La Gestalt è figlia della psicoanalisi. Un concetto, elaborato in parallelo dalla Gestalt e dalla psicoanalisi post freudiana, è quello degli introietti. Questo concetto è stato ripreso da Violet Oaklander che ne parla diffusamente e ne fa una delle principali aree di lavoro in psicoterapia infantile.

All’interno della corrente psicoanalitica, possiamo parlare di introietti in modo compatibile con quello gestaltico dalle controversie tra la scuola kleiniana e quella di Anna Freud. Melanie Klein sposava di fatto l’idea che abbiamo definito socio – educativa. Il sé è intrinsecamente antisociale, e va contenuto con forza per essere efficacemente socializzato.

I sostenitori della figlia del fondatore della psicoterapia, Winnicott prima e successivamente tutta la corrente della psicoanalisi dell’io (Kernberg, Stern, Kohut) identificano invece l’aggressività come la manifestazione del sé arcaico frustrato. L’io (la parte del sé coesiva secondo Kohut) e i meccanismi di difesa (la parte frammentata) sono il prodotto del tentativo di integrazione tra l’organismo e l’ambiente, o tra il sé e l’oggetto (Hartmann).

Anche nel super – io, la psicoanalisi distingue tra la parte di senso di colpa (il biasimo dei genitori per qualcosa che non va, il “no”) , e l’ideale dell’io (l’orgoglio dei genitori, il “sì”, il “bravo” o “brava”).
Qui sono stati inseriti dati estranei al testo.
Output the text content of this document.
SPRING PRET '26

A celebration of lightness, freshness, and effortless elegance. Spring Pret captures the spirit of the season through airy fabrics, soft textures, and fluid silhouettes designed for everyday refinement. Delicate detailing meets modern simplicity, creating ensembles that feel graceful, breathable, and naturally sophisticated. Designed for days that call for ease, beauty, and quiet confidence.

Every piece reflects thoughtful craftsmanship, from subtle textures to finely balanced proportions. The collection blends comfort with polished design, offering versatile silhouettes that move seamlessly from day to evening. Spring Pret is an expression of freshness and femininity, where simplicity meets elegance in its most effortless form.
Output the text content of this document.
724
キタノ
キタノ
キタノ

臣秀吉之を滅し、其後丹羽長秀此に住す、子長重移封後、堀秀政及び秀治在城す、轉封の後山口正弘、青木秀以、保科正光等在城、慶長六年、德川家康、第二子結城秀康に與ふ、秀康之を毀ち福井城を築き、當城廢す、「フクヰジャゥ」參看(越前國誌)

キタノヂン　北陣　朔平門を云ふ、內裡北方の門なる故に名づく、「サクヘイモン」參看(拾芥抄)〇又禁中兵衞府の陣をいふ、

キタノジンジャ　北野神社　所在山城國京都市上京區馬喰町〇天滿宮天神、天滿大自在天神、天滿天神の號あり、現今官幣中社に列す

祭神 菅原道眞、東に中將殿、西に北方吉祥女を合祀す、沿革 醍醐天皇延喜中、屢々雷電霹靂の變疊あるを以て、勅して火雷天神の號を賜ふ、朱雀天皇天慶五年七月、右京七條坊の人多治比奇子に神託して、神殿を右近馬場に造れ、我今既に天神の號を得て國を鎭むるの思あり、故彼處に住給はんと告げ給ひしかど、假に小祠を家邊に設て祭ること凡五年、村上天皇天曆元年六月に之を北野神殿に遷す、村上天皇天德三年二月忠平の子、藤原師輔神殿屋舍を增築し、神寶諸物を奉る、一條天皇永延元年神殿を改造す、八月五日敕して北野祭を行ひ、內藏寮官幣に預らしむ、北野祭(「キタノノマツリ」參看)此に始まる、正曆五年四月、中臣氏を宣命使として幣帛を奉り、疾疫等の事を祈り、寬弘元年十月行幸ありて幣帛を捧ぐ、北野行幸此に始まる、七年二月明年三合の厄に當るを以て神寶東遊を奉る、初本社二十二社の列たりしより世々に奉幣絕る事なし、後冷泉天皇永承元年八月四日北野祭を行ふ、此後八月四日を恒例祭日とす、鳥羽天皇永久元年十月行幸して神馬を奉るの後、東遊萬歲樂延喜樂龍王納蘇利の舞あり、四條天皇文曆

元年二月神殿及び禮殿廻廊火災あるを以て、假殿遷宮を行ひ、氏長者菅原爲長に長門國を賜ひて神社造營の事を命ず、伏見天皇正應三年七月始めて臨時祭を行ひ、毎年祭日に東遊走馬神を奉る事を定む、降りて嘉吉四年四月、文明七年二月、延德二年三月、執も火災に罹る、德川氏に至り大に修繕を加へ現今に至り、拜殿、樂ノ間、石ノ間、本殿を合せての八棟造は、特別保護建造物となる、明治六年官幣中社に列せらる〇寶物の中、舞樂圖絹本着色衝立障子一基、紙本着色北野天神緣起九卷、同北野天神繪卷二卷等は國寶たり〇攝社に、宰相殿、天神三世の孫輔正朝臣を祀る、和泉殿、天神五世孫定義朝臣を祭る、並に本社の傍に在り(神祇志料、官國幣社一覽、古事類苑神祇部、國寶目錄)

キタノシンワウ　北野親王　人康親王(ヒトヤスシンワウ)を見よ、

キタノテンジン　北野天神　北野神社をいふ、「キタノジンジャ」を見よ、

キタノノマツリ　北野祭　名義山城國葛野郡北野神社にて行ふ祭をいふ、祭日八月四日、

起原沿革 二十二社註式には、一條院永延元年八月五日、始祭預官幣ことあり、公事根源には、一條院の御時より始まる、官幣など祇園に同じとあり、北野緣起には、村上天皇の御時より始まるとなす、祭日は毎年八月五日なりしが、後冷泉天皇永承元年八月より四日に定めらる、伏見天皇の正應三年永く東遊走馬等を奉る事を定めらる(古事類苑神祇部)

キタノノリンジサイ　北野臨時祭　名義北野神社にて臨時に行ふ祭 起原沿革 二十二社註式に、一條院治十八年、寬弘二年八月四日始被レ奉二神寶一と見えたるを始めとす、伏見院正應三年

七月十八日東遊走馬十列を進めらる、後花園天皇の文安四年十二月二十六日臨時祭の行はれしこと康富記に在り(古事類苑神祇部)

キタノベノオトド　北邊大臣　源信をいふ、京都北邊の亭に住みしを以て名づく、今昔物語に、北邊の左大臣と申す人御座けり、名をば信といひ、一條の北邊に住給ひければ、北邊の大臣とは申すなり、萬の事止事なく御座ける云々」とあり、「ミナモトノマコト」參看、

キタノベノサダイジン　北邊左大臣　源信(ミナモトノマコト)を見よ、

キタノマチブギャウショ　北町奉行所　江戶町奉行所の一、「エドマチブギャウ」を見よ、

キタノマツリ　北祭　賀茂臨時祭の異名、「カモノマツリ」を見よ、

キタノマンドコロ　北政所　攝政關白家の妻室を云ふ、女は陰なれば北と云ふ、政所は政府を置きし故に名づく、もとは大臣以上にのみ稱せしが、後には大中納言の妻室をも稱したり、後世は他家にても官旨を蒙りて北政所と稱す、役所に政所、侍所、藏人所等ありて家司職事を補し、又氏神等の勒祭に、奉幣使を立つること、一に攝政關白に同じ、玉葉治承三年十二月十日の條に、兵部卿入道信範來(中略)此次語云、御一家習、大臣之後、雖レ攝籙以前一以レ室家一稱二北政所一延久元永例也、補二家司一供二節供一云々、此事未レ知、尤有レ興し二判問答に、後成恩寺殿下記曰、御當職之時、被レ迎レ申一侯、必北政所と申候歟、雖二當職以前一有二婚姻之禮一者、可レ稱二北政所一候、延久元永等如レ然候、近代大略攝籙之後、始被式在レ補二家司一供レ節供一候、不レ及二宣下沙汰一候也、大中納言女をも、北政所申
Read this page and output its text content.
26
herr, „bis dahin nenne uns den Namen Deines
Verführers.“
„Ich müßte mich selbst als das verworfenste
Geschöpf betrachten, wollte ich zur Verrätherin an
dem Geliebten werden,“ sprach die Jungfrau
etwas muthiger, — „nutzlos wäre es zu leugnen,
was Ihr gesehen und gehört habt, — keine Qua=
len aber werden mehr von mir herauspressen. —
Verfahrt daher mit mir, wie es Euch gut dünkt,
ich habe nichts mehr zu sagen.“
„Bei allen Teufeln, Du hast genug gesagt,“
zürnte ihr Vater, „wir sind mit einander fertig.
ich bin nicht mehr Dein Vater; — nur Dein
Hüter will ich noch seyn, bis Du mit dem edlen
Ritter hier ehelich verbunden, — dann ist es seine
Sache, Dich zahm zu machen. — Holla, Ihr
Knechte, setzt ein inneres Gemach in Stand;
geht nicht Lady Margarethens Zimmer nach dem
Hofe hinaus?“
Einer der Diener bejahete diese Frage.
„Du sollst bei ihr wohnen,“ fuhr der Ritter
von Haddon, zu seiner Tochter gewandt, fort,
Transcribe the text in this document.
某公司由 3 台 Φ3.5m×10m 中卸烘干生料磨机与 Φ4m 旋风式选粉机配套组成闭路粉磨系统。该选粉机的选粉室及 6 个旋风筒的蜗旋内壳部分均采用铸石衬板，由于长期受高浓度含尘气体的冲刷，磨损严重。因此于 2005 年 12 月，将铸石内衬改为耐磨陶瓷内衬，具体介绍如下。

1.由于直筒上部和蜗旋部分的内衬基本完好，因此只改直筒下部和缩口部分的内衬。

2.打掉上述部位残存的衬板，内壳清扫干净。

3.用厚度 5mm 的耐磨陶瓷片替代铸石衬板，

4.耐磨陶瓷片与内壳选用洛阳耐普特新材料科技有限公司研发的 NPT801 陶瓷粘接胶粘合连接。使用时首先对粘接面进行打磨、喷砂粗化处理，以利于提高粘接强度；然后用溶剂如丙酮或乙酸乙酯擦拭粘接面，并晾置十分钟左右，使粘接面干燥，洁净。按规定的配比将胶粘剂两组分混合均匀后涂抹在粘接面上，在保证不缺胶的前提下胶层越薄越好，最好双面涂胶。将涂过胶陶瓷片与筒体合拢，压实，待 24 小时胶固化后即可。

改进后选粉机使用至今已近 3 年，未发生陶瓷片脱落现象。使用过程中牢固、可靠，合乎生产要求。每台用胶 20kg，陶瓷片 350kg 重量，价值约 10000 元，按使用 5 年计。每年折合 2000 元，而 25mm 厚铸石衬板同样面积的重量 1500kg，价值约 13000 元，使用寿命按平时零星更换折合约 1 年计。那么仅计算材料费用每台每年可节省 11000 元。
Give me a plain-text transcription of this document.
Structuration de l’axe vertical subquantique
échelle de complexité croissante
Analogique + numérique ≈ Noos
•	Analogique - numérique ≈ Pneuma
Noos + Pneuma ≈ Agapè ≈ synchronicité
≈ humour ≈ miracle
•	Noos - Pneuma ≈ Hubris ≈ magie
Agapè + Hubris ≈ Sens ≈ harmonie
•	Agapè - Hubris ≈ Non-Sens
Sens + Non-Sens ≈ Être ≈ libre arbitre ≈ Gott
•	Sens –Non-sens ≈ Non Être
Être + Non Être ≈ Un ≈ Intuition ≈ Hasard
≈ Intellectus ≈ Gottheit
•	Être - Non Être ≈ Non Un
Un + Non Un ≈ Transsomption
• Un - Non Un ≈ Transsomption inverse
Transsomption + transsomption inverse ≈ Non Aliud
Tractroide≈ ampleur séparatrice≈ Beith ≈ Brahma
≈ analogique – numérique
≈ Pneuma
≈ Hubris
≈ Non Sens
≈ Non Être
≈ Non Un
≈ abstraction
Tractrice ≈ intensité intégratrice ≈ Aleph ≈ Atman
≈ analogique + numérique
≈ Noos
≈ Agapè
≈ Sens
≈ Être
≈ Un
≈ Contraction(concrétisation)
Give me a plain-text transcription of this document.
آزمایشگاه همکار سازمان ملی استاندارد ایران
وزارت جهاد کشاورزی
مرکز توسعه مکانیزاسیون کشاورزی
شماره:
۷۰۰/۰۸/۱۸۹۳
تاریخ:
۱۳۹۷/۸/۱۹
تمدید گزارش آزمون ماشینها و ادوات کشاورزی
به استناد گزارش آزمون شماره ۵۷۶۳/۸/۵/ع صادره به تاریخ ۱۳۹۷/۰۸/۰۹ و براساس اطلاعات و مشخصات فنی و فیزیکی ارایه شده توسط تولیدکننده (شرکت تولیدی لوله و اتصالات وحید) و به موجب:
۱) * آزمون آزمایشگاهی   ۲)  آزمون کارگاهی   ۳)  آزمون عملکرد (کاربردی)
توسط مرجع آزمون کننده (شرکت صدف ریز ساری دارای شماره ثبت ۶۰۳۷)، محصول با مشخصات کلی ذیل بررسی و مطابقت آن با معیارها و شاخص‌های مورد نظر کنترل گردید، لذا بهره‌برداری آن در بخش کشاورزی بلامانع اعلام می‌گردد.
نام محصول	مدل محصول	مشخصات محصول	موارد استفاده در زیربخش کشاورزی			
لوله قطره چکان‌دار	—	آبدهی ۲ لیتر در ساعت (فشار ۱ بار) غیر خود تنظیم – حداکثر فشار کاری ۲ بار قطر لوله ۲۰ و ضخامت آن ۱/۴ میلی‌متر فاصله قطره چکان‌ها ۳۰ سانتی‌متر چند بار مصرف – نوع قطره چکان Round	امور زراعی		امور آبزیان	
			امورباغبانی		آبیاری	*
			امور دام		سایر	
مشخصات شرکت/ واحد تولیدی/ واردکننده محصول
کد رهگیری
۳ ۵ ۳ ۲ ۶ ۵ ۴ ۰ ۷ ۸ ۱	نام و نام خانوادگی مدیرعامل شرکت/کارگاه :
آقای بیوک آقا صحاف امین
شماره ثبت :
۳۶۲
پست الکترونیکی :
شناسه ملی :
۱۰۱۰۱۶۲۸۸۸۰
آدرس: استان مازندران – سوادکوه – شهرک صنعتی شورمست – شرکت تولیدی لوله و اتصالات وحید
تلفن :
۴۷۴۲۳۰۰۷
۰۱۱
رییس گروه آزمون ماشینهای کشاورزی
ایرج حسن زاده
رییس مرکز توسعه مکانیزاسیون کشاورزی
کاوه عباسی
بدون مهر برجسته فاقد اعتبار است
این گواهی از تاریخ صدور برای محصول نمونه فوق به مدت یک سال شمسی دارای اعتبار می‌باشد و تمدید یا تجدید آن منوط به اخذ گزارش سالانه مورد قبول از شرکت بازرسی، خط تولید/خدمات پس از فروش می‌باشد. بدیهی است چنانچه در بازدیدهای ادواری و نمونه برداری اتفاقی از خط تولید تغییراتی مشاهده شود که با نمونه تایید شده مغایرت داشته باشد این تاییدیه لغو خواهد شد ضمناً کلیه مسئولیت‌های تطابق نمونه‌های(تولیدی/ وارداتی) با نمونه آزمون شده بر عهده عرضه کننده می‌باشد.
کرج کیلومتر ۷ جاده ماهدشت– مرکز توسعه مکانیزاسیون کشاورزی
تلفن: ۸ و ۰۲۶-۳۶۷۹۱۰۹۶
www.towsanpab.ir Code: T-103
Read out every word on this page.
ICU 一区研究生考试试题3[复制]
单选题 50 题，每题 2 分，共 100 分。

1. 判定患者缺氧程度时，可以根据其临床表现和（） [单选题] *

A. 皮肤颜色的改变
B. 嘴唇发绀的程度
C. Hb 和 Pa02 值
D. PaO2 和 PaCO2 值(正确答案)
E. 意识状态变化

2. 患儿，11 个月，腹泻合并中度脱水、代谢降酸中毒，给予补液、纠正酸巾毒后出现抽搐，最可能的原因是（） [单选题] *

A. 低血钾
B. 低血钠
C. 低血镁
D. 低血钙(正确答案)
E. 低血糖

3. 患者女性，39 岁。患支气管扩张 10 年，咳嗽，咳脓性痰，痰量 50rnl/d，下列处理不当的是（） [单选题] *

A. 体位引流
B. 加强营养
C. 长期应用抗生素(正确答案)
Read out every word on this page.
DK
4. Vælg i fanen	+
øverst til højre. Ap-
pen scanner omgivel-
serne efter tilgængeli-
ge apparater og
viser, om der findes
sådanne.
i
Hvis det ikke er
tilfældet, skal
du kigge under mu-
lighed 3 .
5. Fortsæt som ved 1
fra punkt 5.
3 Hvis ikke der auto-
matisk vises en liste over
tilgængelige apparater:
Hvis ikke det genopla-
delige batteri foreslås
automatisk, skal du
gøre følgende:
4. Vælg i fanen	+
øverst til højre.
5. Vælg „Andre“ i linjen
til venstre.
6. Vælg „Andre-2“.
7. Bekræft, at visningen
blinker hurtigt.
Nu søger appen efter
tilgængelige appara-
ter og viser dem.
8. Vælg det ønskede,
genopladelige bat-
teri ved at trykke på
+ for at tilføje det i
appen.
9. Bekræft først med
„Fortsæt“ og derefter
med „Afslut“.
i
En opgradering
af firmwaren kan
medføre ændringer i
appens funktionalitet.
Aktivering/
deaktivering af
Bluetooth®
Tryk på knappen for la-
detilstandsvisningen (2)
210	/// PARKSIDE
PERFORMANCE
Kohut identifica il concetto di interiorizzazione trasmutante: la possibilità cioè di interiorizzare oggetti sé nutrienti. Bion parla di funzione Alfa come l’interiorizzazione di oggetti sé positivi, e di funzione Beta come del processo di interiorizzazione di esperienze negative come lutti e traumi.

Fritz Perls parla del comportamento di doverismo (persone che si muovono goffamente nel mondo attraverso il moralismo, le idee preconfezionate, il “tu devi”) come il risultato di un sistematico utilizzo del meccanismo di difesa dell’introiezione, (tipicamente della famiglia d’origine, idee e valori non masticati e digeriti, morale e non etica).

Violet Oaklander dice che i bambini piccoli non sono in grado di difendersi dagli introietti che continuamente spariamo loro addosso.

La maggior parte di essi dureranno tutta la vita, e il massimo che potremo fare è imparare a maneggiarli meglio. Naturalmente non tutti gli introietti sono negativi. Ma spesso i bambini ne portano diversi in terapia.

Possono essere frasi dei genitori, ma anche espressioni non verbali. Inoltre, essendo i bambini egocentrici, e sentendosi in colpa per tutto ciò che di negativo gli succede intorno, possono introiettare stati delle persone che li circondano anche se non hanno nulla a che fare con loro. Ad esempio, quando una mamma ha frequenti mal di testa, una figlia può sentirsi cattiva.

Anche frasi positive possono trasformarsi in introietti negativi. Ad esempio se diciamo “sei il bambino migliore del mondo”, nostro figlio si trova in imbarazzo; da una parte è orgoglioso, dall’altra sa perfettamente che quello che gli abbiamo detto non è vero (proprio ieri è stato cattivo), e il risultato è di frammentazione.

Per produrre delle interiorizzazioni positive, è utile essere specifici, con frasi come “mi piace il modo in cui hai messo a posto i tuoi giocattoli” o “mi piace tanto il modo in cui hai usato i colori in quel disegno, quando li guardo mi fanno sentire bene”.